Some exploratory calculation have been performed, with ICARE/CATHARE V2 code (based on CATHARE2 V2.5 Mod7.1), to study the thermal behaviour of an irradiated fuel assembly, consequent to an instantaneous uncovery, during unload operations. Two situations have been analysed :
Partial and instantaneous draining of the pool, during the positioning of the irradiated fuel, in the spent fuel building (BK). The water level remains sufficient to assure the cooling of the spent fuel stored in the pool while the unloaded assembly, suspended above, will be exposed to the building atmosphere.
Instantaneous draining of the refuelling cavity in the reactor building (BR), during the handling of the irradiated fuel assembly inside the refuelling machine (MC).

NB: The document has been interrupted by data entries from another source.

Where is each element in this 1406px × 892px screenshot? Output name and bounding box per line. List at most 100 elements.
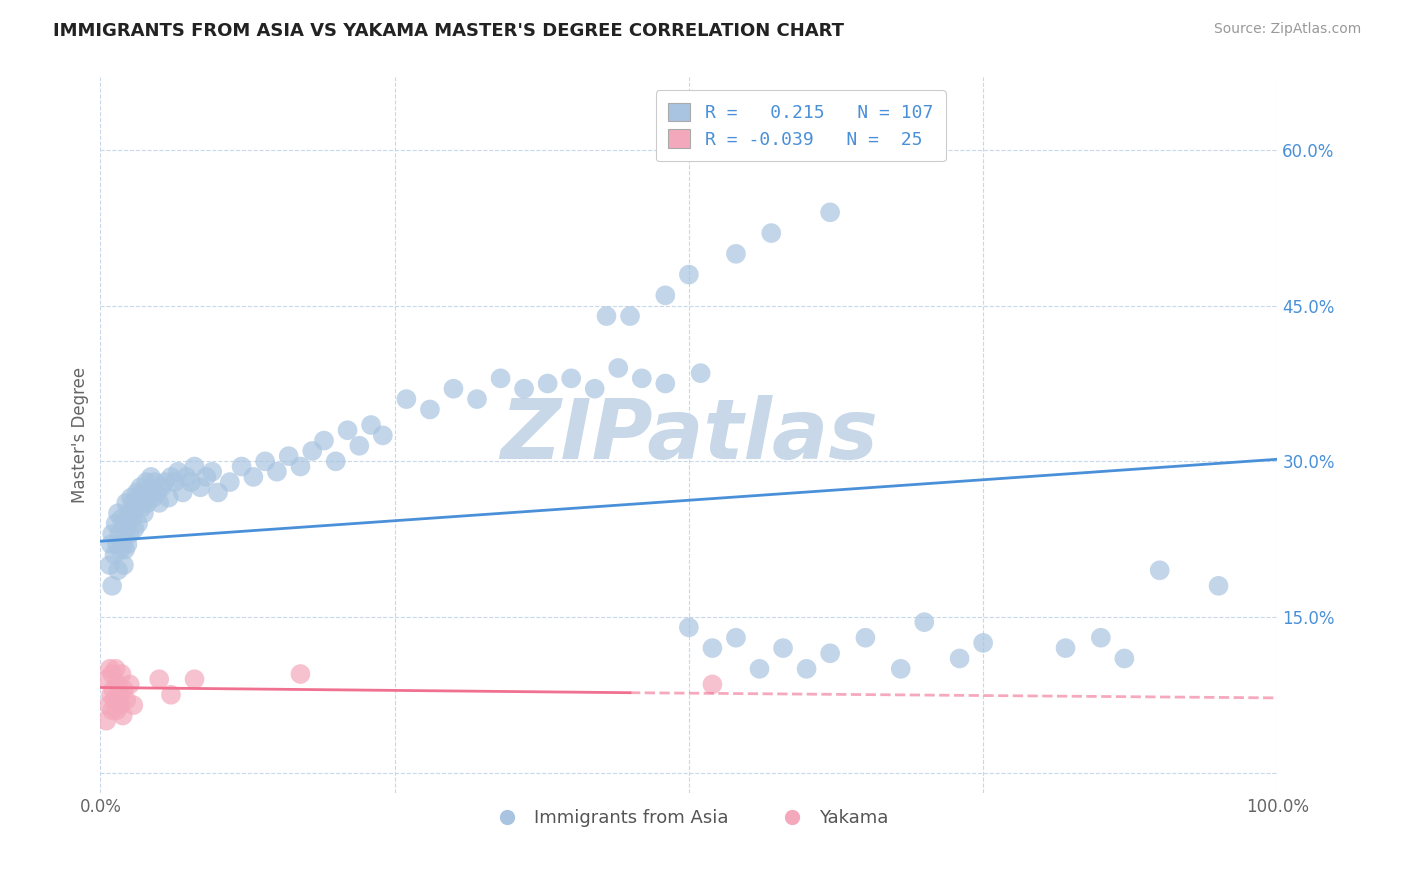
Point	[148, 672, 170, 686]
Point	[160, 470, 183, 484]
Point	[678, 268, 700, 282]
Point	[107, 677, 129, 691]
Point	[201, 465, 224, 479]
Point	[583, 382, 606, 396]
Point	[301, 444, 323, 458]
Point	[131, 501, 153, 516]
Point	[117, 506, 139, 520]
Point	[290, 667, 312, 681]
Point	[105, 537, 128, 551]
Point	[110, 511, 132, 525]
Point	[180, 475, 202, 489]
Point	[101, 579, 124, 593]
Point	[125, 485, 148, 500]
Point	[678, 620, 700, 634]
Point	[108, 527, 131, 541]
Point	[100, 688, 122, 702]
Point	[207, 485, 229, 500]
Point	[117, 537, 139, 551]
Point	[312, 434, 335, 448]
Point	[654, 288, 676, 302]
Point	[114, 542, 136, 557]
Point	[465, 392, 488, 406]
Point	[266, 465, 288, 479]
Point	[115, 693, 138, 707]
Point	[1114, 651, 1136, 665]
Point	[630, 371, 652, 385]
Point	[100, 537, 122, 551]
Point	[115, 522, 138, 536]
Point	[122, 698, 145, 713]
Point	[105, 703, 128, 717]
Point	[103, 548, 125, 562]
Point	[97, 698, 120, 713]
Point	[748, 662, 770, 676]
Point	[139, 485, 162, 500]
Point	[143, 475, 166, 489]
Point	[513, 382, 536, 396]
Point	[183, 459, 205, 474]
Point	[96, 714, 118, 728]
Point	[98, 662, 121, 676]
Point	[654, 376, 676, 391]
Point	[104, 516, 127, 531]
Point	[349, 439, 371, 453]
Legend: Immigrants from Asia, Yakama: Immigrants from Asia, Yakama	[482, 802, 896, 834]
Point	[183, 672, 205, 686]
Point	[110, 667, 132, 681]
Point	[761, 226, 783, 240]
Point	[121, 511, 143, 525]
Point	[818, 646, 841, 660]
Point	[702, 677, 724, 691]
Point	[242, 470, 264, 484]
Point	[124, 522, 146, 536]
Point	[112, 516, 135, 531]
Point	[118, 527, 141, 541]
Point	[101, 703, 124, 717]
Point	[111, 537, 134, 551]
Point	[912, 615, 935, 629]
Point	[536, 376, 558, 391]
Point	[101, 667, 124, 681]
Point	[818, 205, 841, 219]
Point	[1054, 641, 1077, 656]
Point	[96, 672, 118, 686]
Point	[157, 491, 180, 505]
Point	[98, 558, 121, 573]
Point	[107, 506, 129, 520]
Point	[325, 454, 347, 468]
Point	[108, 688, 131, 702]
Point	[560, 371, 582, 385]
Point	[254, 454, 277, 468]
Point	[134, 491, 156, 505]
Point	[689, 366, 711, 380]
Point	[148, 496, 170, 510]
Point	[190, 480, 212, 494]
Point	[107, 563, 129, 577]
Point	[135, 475, 157, 489]
Point	[146, 485, 169, 500]
Point	[101, 527, 124, 541]
Point	[115, 496, 138, 510]
Point	[1149, 563, 1171, 577]
Point	[1208, 579, 1230, 593]
Point	[163, 475, 186, 489]
Point	[174, 470, 197, 484]
Point	[124, 501, 146, 516]
Point	[277, 449, 299, 463]
Point	[129, 480, 152, 494]
Point	[231, 459, 253, 474]
Point	[150, 480, 173, 494]
Point	[136, 496, 159, 510]
Point	[110, 698, 132, 713]
Point	[104, 662, 127, 676]
Point	[1090, 631, 1112, 645]
Text: ZIPatlas: ZIPatlas	[501, 395, 877, 476]
Point	[111, 708, 134, 723]
Point	[195, 470, 218, 484]
Point	[160, 688, 183, 702]
Point	[855, 631, 877, 645]
Point	[172, 485, 194, 500]
Point	[127, 516, 149, 531]
Point	[772, 641, 794, 656]
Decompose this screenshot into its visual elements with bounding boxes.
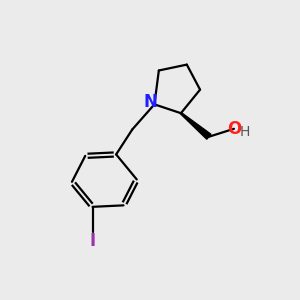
Text: N: N xyxy=(144,93,158,111)
Polygon shape xyxy=(180,112,211,139)
Text: I: I xyxy=(89,232,96,250)
Text: H: H xyxy=(240,125,250,139)
Text: O: O xyxy=(227,120,241,138)
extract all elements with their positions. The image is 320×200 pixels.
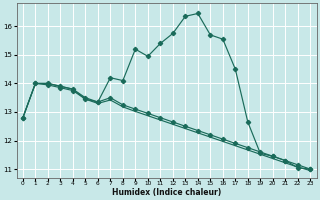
X-axis label: Humidex (Indice chaleur): Humidex (Indice chaleur) xyxy=(112,188,221,197)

The behaviour of the building atmosphere (BK or BR) is not simulated and, a constant composition (100% air) and temperature (50°C), has been assumed during the analysed transient. The buoyancy forces, leading to an up-ward air flow inside the fuel assembly and refuelling machine (chimney effect), have been considered imposing a constant pressure difference between the bottom and the top, simulating in this way, the progressive increase of the air flow rate as a function of the fuel assembly heating. The 3D model of the code has been activated to calculate the air behaviour inside and in the periphery of the fuel assembly.
The chemical interaction, between air and fuel claddings, has been taken into account with a preliminary model based on the existing literature data and assuming a parabolic behaviour for the reaction kinetics.
The performed exploratory calculations, demonstrate the flexibility of ICARE/CATHARE that can be used, without major difficulties, beyond its usual application field. However, to obtain a realistic description of this kind of accidents, a validation of the code models (heat transfer, hydraulic), against more specific codes and experimental data, is required. Moreover, the preliminary Zr-air oxidation model must be improved to take into account possible deviations from parabolic behaviour (break-away) and the role of nitrogen : formation of ZrN and consequent interaction with oxygen. Data for model validation are expected in the framework of MOZART experimental program carried-out by IRSN.
The application of ICARE/CATHARE to the simulation of a complete draining of spent fuel pools (fuel building or re-processing facilities), leading all stored assemblies to be uncovered, is under investigation.